RSA allows any key size, as the calculations are performed using big unsigned integers. The modulus size in bits specifies the key size.
However, many implementations do have limitations. Many libraries will at least require a modulus that is a multiple of 8 bits, but ones that only allow 32 bit increments or even only specific key sizes are not uncommon. If specific key sizes are used then those are generally powers of two (as the ones you've mentioned), or the addition of two subsequent powers of two (e.g. 2048 + 1024 = 3072 bits).
It makes sense that hardware implementations have maximum key sizes. Implementations may will also often require a minimum key size - it is debatable if that kind of check should be performed at the algorithm implementation level though; I'm personally not in favor of it.
Usually standards will use those kind of key sizes, but sometimes other options are used, e.g. 1792 bits (1024 + 512 + 256 = 1792) or 1920 bits (1024 + 512 + 256 + 128) for smart card operations where a 2048 bit ciphertext or signature will not fit into one (protected) Application Protocol Data Unit (APDU).
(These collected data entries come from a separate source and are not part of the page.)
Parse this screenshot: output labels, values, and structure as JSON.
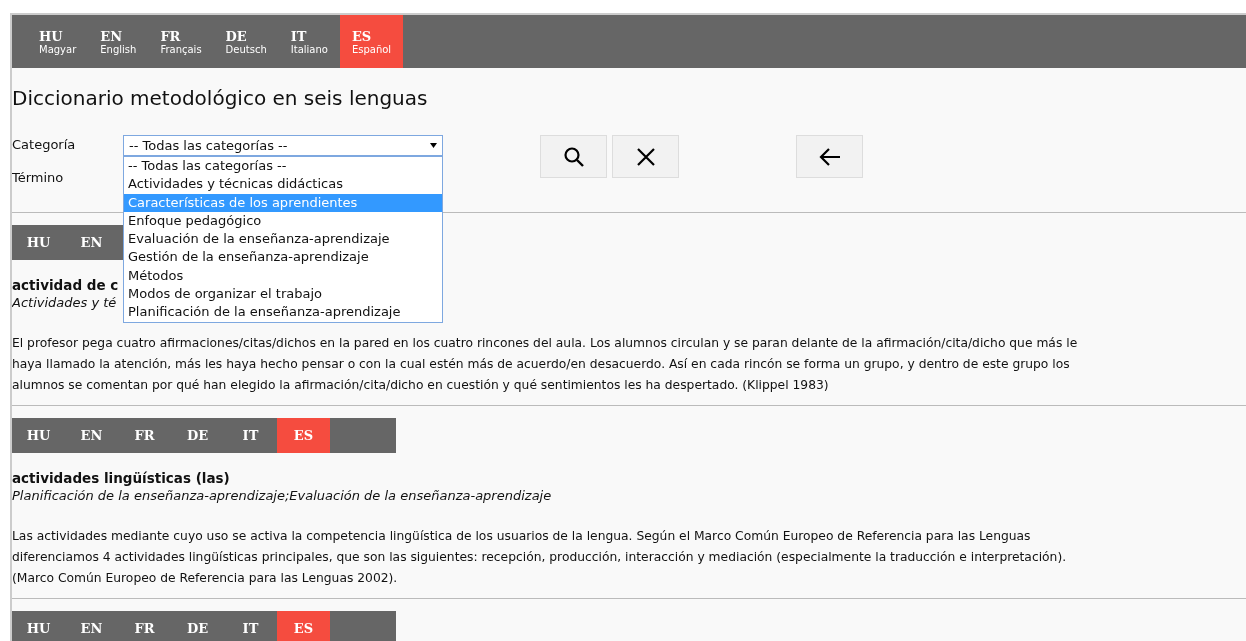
{
  "languages": [
    {
      "code": "HU",
      "name": "Magyar",
      "selected": false
    },
    {
      "code": "EN",
      "name": "English",
      "selected": false
    },
    {
      "code": "FR",
      "name": "Français",
      "selected": false
    },
    {
      "code": "DE",
      "name": "Deutsch",
      "selected": false
    },
    {
      "code": "IT",
      "name": "Italiano",
      "selected": false
    },
    {
      "code": "ES",
      "name": "Español",
      "selected": true
    }
  ],
  "title": "Diccionario metodológico en seis lenguas",
  "form": {
    "category_label": "Categoría",
    "term_label": "Término",
    "category_value": "-- Todas las categorías --",
    "options": [
      {
        "label": "-- Todas las categorías --",
        "selected": false
      },
      {
        "label": "Actividades y técnicas didácticas",
        "selected": false
      },
      {
        "label": "Características de los aprendientes",
        "selected": true
      },
      {
        "label": "Enfoque pedagógico",
        "selected": false
      },
      {
        "label": "Evaluación de la enseñanza-aprendizaje",
        "selected": false
      },
      {
        "label": "Gestión de la enseñanza-aprendizaje",
        "selected": false
      },
      {
        "label": "Métodos",
        "selected": false
      },
      {
        "label": "Modos de organizar el trabajo",
        "selected": false
      },
      {
        "label": "Planificación de la enseñanza-aprendizaje",
        "selected": false
      }
    ]
  },
  "entries": [
    {
      "tabs": [
        {
          "code": "HU",
          "selected": false
        },
        {
          "code": "EN",
          "selected": false
        }
      ],
      "term": "actividad de c",
      "category": "Actividades y té",
      "definition": [
        "El profesor pega cuatro afirmaciones/citas/dichos en la pared en los cuatro rincones del aula. Los alumnos circulan y se paran delante de la afirmación/cita/dicho que más le",
        "haya llamado la atención, más les haya hecho pensar o con la cual estén más de acuerdo/en desacuerdo. Así en cada rincón se forma un grupo, y dentro de este grupo los",
        "alumnos se comentan por qué han elegido la afirmación/cita/dicho en cuestión y qué sentimientos les ha despertado. (Klippel 1983)"
      ]
    },
    {
      "tabs": [
        {
          "code": "HU",
          "selected": false
        },
        {
          "code": "EN",
          "selected": false
        },
        {
          "code": "FR",
          "selected": false
        },
        {
          "code": "DE",
          "selected": false
        },
        {
          "code": "IT",
          "selected": false
        },
        {
          "code": "ES",
          "selected": true
        }
      ],
      "term": "actividades lingüísticas (las)",
      "category": "Planificación de la enseñanza-aprendizaje;Evaluación de la enseñanza-aprendizaje",
      "definition": [
        "Las actividades mediante cuyo uso se activa la competencia lingüística de los usuarios de la lengua. Según el Marco Común Europeo de Referencia para las Lenguas",
        "diferenciamos 4 actividades lingüísticas principales, que son las siguientes: recepción, producción, interacción y mediación (especialmente la traducción e interpretación).",
        "(Marco Común Europeo de Referencia para las Lenguas 2002)."
      ]
    },
    {
      "tabs": [
        {
          "code": "HU",
          "selected": false
        },
        {
          "code": "EN",
          "selected": false
        },
        {
          "code": "FR",
          "selected": false
        },
        {
          "code": "DE",
          "selected": false
        },
        {
          "code": "IT",
          "selected": false
        },
        {
          "code": "ES",
          "selected": true
        }
      ]
    }
  ]
}
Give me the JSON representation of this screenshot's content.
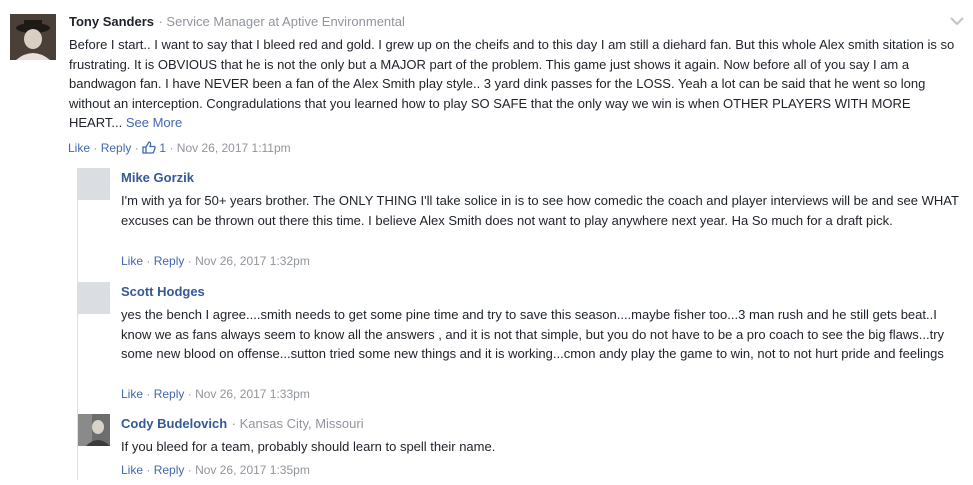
{
  "main_comment": {
    "author": "Tony Sanders",
    "title": "Service Manager at Aptive Environmental",
    "text": "Before I start.. I want to say that I bleed red and gold. I grew up on the cheifs and to this day I am still a diehard fan. But this whole Alex smith sitation is so frustrating. It is OBVIOUS that he is not the only but a MAJOR part of the problem. This game just shows it again. Now before all of you say I am a bandwagon fan. I have NEVER been a fan of the Alex Smith play style.. 3 yard dink passes for the LOSS. Yeah a lot can be said that he went so long without an interception. Congradulations that you learned how to play SO SAFE that the only way we win is when OTHER PLAYERS WITH MORE HEART...",
    "see_more": "See More",
    "like_label": "Like",
    "reply_label": "Reply",
    "like_count": "1",
    "timestamp": "Nov 26, 2017 1:11pm",
    "colors": {
      "link": "#4267b2",
      "name": "#1d2129",
      "muted": "#90949c"
    }
  },
  "replies": [
    {
      "author": "Mike Gorzik",
      "text": "I'm with ya for 50+ years brother. The ONLY THING I'll take solice in is to see how comedic the coach and player interviews will be and see WHAT excuses can be thrown out there this time. I believe Alex Smith does not want to play anywhere next year. Ha So much for a draft pick.",
      "like_label": "Like",
      "reply_label": "Reply",
      "timestamp": "Nov 26, 2017 1:32pm"
    },
    {
      "author": "Scott Hodges",
      "text": "yes the bench I agree....smith needs to get some pine time and try to save this season....maybe fisher too...3 man rush and he still gets beat..I know we as fans always seem to know all the answers , and it is not that simple, but you do not have to be a pro coach to see the big flaws...try some new blood on offense...sutton tried some new things and it is working...cmon andy play the game to win, not to not hurt pride and feelings",
      "like_label": "Like",
      "reply_label": "Reply",
      "timestamp": "Nov 26, 2017 1:33pm"
    },
    {
      "author": "Cody Budelovich",
      "location": "Kansas City, Missouri",
      "text": "If you bleed for a team, probably should learn to spell their name.",
      "like_label": "Like",
      "reply_label": "Reply",
      "timestamp": "Nov 26, 2017 1:35pm"
    }
  ]
}
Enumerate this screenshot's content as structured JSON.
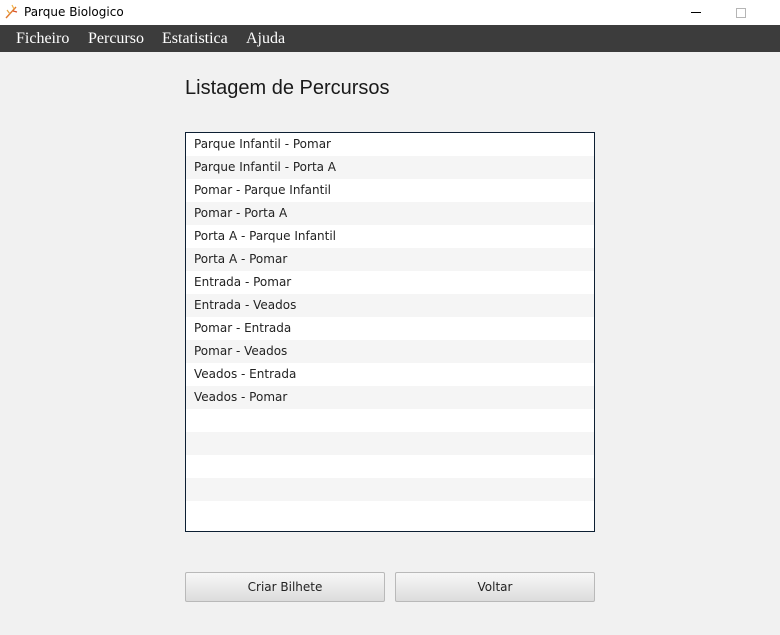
{
  "window": {
    "title": "Parque Biologico",
    "icon": "leaf-app-icon"
  },
  "menu": {
    "items": [
      "Ficheiro",
      "Percurso",
      "Estatistica",
      "Ajuda"
    ]
  },
  "main": {
    "heading": "Listagem de Percursos",
    "routes": [
      "Parque Infantil - Pomar",
      "Parque Infantil - Porta A",
      "Pomar - Parque Infantil",
      "Pomar - Porta A",
      "Porta A - Parque Infantil",
      "Porta A - Pomar",
      "Entrada - Pomar",
      "Entrada - Veados",
      "Pomar - Entrada",
      "Pomar - Veados",
      "Veados - Entrada",
      "Veados - Pomar"
    ],
    "buttons": {
      "criar_bilhete": "Criar Bilhete",
      "voltar": "Voltar"
    }
  }
}
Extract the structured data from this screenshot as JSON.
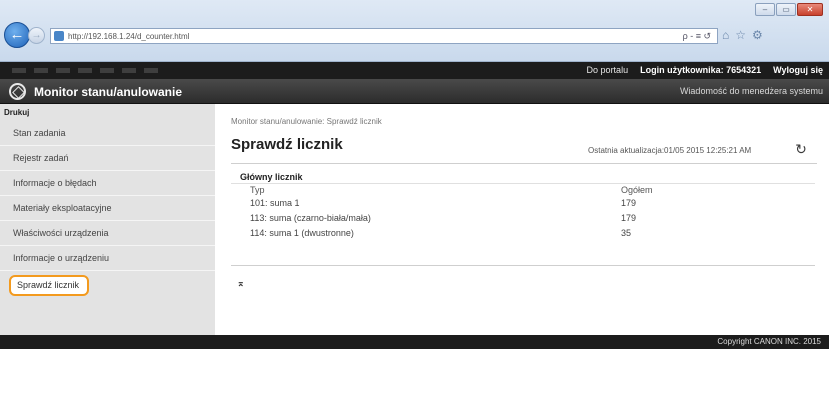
{
  "browser": {
    "url": "http://192.168.1.24/d_counter.html",
    "address_tools": "ρ - ≡ ↺",
    "window_buttons": {
      "minimize": "–",
      "maximize": "▭",
      "close": "✕"
    }
  },
  "topbar": {
    "portal_link": "Do portalu",
    "login_label": "Login użytkownika:",
    "login_value": "7654321",
    "logout_link": "Wyloguj się"
  },
  "header": {
    "title": "Monitor stanu/anulowanie",
    "admin_message_link": "Wiadomość do menedżera systemu"
  },
  "sidebar": {
    "section_heading": "Drukuj",
    "items": [
      {
        "label": "Stan zadania"
      },
      {
        "label": "Rejestr zadań"
      },
      {
        "label": "Informacje o błędach"
      },
      {
        "label": "Materiały eksploatacyjne"
      },
      {
        "label": "Właściwości urządzenia"
      },
      {
        "label": "Informacje o urządzeniu"
      },
      {
        "label": "Sprawdź licznik"
      }
    ]
  },
  "main": {
    "breadcrumb": "Monitor stanu/anulowanie: Sprawdź licznik",
    "title": "Sprawdź licznik",
    "last_update": "Ostatnia aktualizacja:01/05 2015 12:25:21 AM",
    "counter_box": {
      "heading": "Główny licznik",
      "columns": [
        "Typ",
        "Ogółem"
      ],
      "rows": [
        [
          "101: suma 1",
          "179"
        ],
        [
          "113: suma (czarno-biała/mała)",
          "179"
        ],
        [
          "114: suma 1 (dwustronne)",
          "35"
        ]
      ]
    },
    "top_icon_glyph": "⌅"
  },
  "footer": {
    "copyright": "Copyright CANON INC. 2015"
  }
}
As you can see, they will try and stay as close to multiples of some power of two as possible.
Note that PKCS#1 has been defined to encode both the modulus and exponent but also the ciphertext / signature as bytes (or octets). Still, the padding modes defined in there should work even if the modulus isn't a multiple of 8.
One thing to keep in mind is that the private exponent is basically a random value between 0 and the modulus. In all likelihood it is close to the modulus in size, but it may be one or more bytes smaller when encoded to the minimum number of bytes.